C-SPAN Is So Hot Right Now

C-SPAN Is So Hot Right Now

People across America turn to it regularly. It’s getting lovingly roasted on late-night television. It’s going viral on YouTube with sizzling footage of Jerry Nadler talking two decades ago.


C-SPAN is so hot right now. And that’s a symptom of something gone deeply wrong.


The fact that so many people want to watch Congress’s activity points to just how disturbing and dysfunctional the current political era is. A perhaps surprising number of politicians are totally charisma-free, on-screen and off. Even though it’s their job to check the rest of the government and spend taxpayer money, no one necessarily wants to watch them do it hour after stultifying hour.

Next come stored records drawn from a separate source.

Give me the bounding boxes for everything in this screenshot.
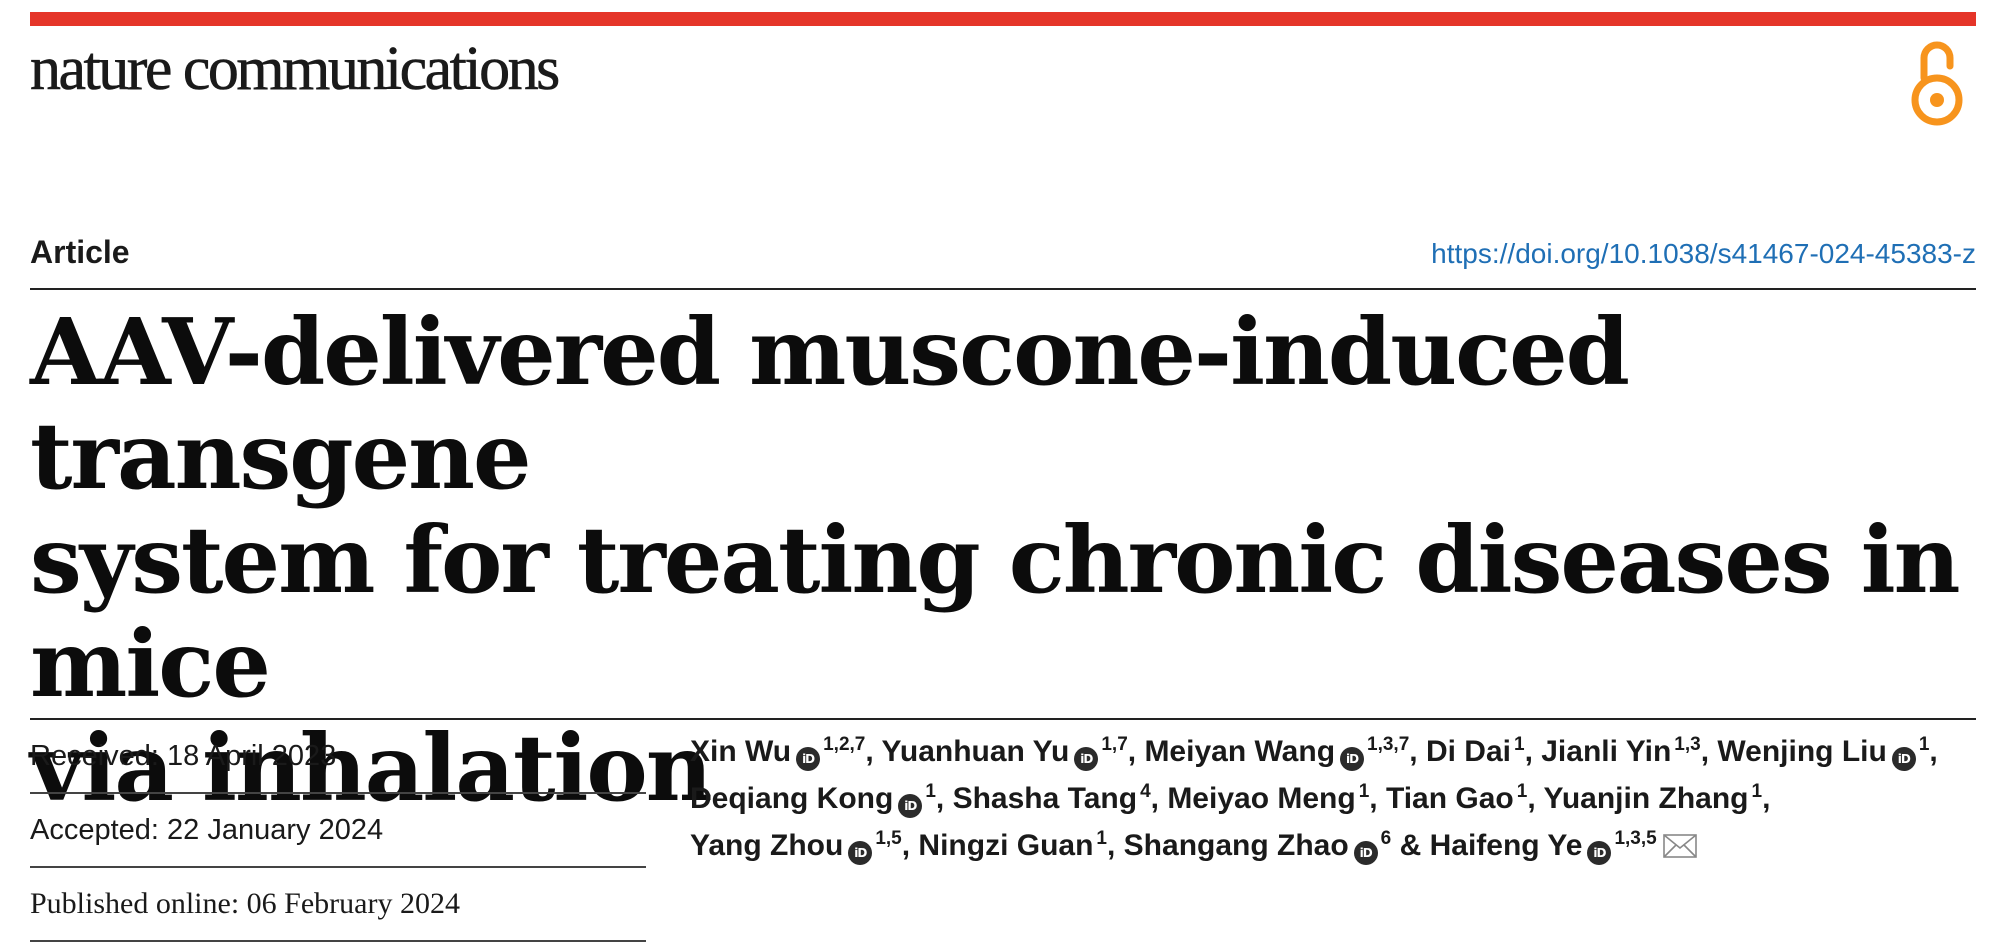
title-line: AAV-delivered muscone-induced transgene: [30, 298, 1630, 510]
title-line: via inhalation: [30, 714, 713, 822]
author-name[interactable]: Xin Wu: [690, 735, 792, 768]
author-affiliation: 1: [1751, 781, 1763, 802]
author-entry: Yuanhuan Yu iD1,7: [881, 734, 1128, 771]
author-affiliation: 6: [1380, 828, 1392, 849]
article-title: AAV-delivered muscone-induced transgene …: [30, 300, 1980, 820]
author-entry: Meiyao Meng 1: [1167, 782, 1369, 815]
author-affiliation: 1,5: [875, 828, 902, 849]
author-affiliation: 1,3,7: [1367, 734, 1410, 755]
author-separator: ,: [1700, 735, 1718, 768]
author-entry: Haifeng Ye iD1,3,5: [1429, 828, 1697, 865]
author-name[interactable]: Meiyao Meng: [1167, 782, 1356, 815]
author-name[interactable]: Wenjing Liu: [1717, 735, 1887, 768]
author-name[interactable]: Haifeng Ye: [1429, 829, 1583, 862]
author-separator: ,: [901, 829, 919, 862]
author-affiliation: 1: [1918, 734, 1930, 755]
orcid-icon[interactable]: iD: [848, 841, 873, 865]
author-name[interactable]: Ningzi Guan: [918, 829, 1094, 862]
orcid-icon[interactable]: iD: [796, 747, 821, 771]
author-affiliation: 1,3,5: [1614, 828, 1657, 849]
orcid-icon[interactable]: iD: [1891, 747, 1916, 771]
doi-link[interactable]: https://doi.org/10.1038/s41467-024-45383…: [1431, 238, 1976, 269]
author-affiliation: 4: [1140, 781, 1151, 802]
author-separator: ,: [935, 782, 953, 815]
author-name[interactable]: Di Dai: [1425, 735, 1511, 768]
title-line: system for treating chronic diseases in …: [30, 506, 1961, 718]
author-name[interactable]: Deqiang Kong: [690, 782, 894, 815]
author-entry: Shangang Zhao iD6: [1123, 828, 1392, 865]
article-type-label: Article: [30, 234, 130, 270]
orcid-icon[interactable]: iD: [1340, 747, 1365, 771]
author-name[interactable]: Shasha Tang: [952, 782, 1138, 815]
email-icon[interactable]: [1662, 834, 1697, 858]
accepted-date: Accepted: 22 January 2024: [30, 794, 646, 868]
author-affiliation: 1: [1096, 828, 1107, 849]
metadata-divider: [30, 718, 1976, 720]
author-affiliation: 1,7: [1101, 734, 1128, 755]
author-separator: ,: [1409, 735, 1426, 768]
author-separator: ,: [1524, 735, 1542, 768]
author-name[interactable]: Meiyan Wang: [1144, 735, 1336, 768]
author-affiliation: 1: [1513, 734, 1525, 755]
author-entry: Ningzi Guan 1: [918, 829, 1107, 862]
author-separator: ,: [1369, 782, 1386, 815]
author-entry: Yuanjin Zhang 1: [1543, 782, 1762, 815]
author-entry: Wenjing Liu iD1: [1717, 734, 1930, 771]
orcid-icon[interactable]: iD: [1074, 747, 1099, 771]
published-date: Published online: 06 February 2024: [30, 868, 646, 942]
author-name[interactable]: Shangang Zhao: [1123, 829, 1349, 862]
author-entry: Deqiang Kong iD1: [690, 781, 936, 818]
author-separator: ,: [1150, 782, 1168, 815]
author-entry: Shasha Tang 4: [953, 782, 1151, 815]
orcid-icon[interactable]: iD: [1353, 841, 1378, 865]
author-separator: ,: [1127, 735, 1145, 768]
author-entry: Meiyan Wang iD1,3,7: [1144, 734, 1410, 771]
author-separator: ,: [1929, 735, 1938, 768]
author-separator: ,: [865, 735, 882, 768]
author-name[interactable]: Tian Gao: [1385, 782, 1514, 815]
author-separator: ,: [1762, 782, 1771, 815]
author-name[interactable]: Yang Zhou: [690, 829, 844, 862]
author-list: Xin Wu iD1,2,7, Yuanhuan Yu iD1,7, Meiyan …: [690, 728, 1970, 869]
author-name[interactable]: Yuanhuan Yu: [881, 735, 1070, 768]
author-affiliation: 1: [925, 781, 936, 802]
author-entry: Yang Zhou iD1,5: [690, 828, 902, 865]
author-affiliation: 1,2,7: [823, 734, 866, 755]
author-entry: Tian Gao 1: [1386, 782, 1527, 815]
received-date: Received: 18 April 2023: [30, 720, 646, 794]
author-affiliation: 1: [1516, 781, 1528, 802]
author-separator: ,: [1107, 829, 1124, 862]
author-affiliation: 1,3: [1674, 734, 1701, 755]
author-name[interactable]: Yuanjin Zhang: [1543, 782, 1749, 815]
orcid-icon[interactable]: iD: [1587, 841, 1612, 865]
author-separator: ,: [1527, 782, 1544, 815]
journal-accent-bar: [30, 12, 1976, 26]
author-entry: Jianli Yin 1,3: [1541, 735, 1700, 768]
author-name[interactable]: Jianli Yin: [1541, 735, 1672, 768]
open-access-lock-icon: [1911, 41, 1963, 126]
author-entry: Xin Wu iD1,2,7: [690, 734, 866, 771]
journal-name[interactable]: nature communications: [30, 35, 561, 103]
orcid-icon[interactable]: iD: [898, 794, 923, 818]
author-separator: &: [1391, 829, 1430, 862]
header-divider: [30, 288, 1976, 290]
publication-dates: Received: 18 April 2023 Accepted: 22 Jan…: [30, 720, 646, 942]
author-affiliation: 1: [1358, 781, 1370, 802]
author-entry: Di Dai 1: [1426, 735, 1525, 768]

But C-SPAN has been watching for more than 40 years now—and judging by the growing share of its videos with 1 million or more views, its expanding subscription base on YouTube, and the hundreds of thousands who have tuned into its impeachment live-stream, a still-modest but ever larger number of Americans want in too. The United States under Donald Trump has seen an unusually high number of buzzy hearings, with James Comey versus Senate Intel becoming required viewing at bars in Washington, D.C; Michael Cohen versus House Intel streaming from countless cubicle laptops; and Robert Mueller versus House Judiciary getting obsessively analyzed for entertainment value—as if a congressional witness is supposed to scintillate. This is salutary civic engagement, maybe, but it’s not a sign that the government is working well.